In the past decade, considerable attention has been given to the potential role of dietary factors in the etiology and prevention of cancer. This subject has recently been reviewed in depth, and several organizations have proposed dietary guidelines toward lowering the risk of certain cancers. These guidelines have included the suggestion that total fat intake should be reduced (DHHS, 1988; NRC, 1982; NRC, 1989).

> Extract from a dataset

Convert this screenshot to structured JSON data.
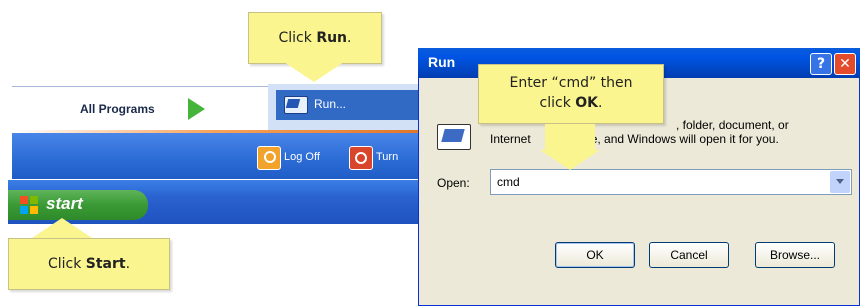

Additional research is needed to clarify the role of diet in carcinogenesis and to determine the proportion of energy that should be provided by dietary fats relative to other macrocomponents to reduce the risks of heart disease and cancer. However, a decrease in the average consumption of fat by Americans from its present level of approximately 36% of calories appears to be desirable. An additional benefit of reducing the fat content of the diet may be lower caloric intakes and hence a reduced prevalence of obesity and its adverse effects on health. After a comprehensive evaluation of the evidence, the Food and Nutrition Board's Committee on Diet and Health recommended that the fat content of the U.S. diet not exceed 30% of caloric intake, that less than 10% of calories should be provided from
saturated fatty acids, and that dietary cholesterol should be less than 300 mg/day (NRC, 1989).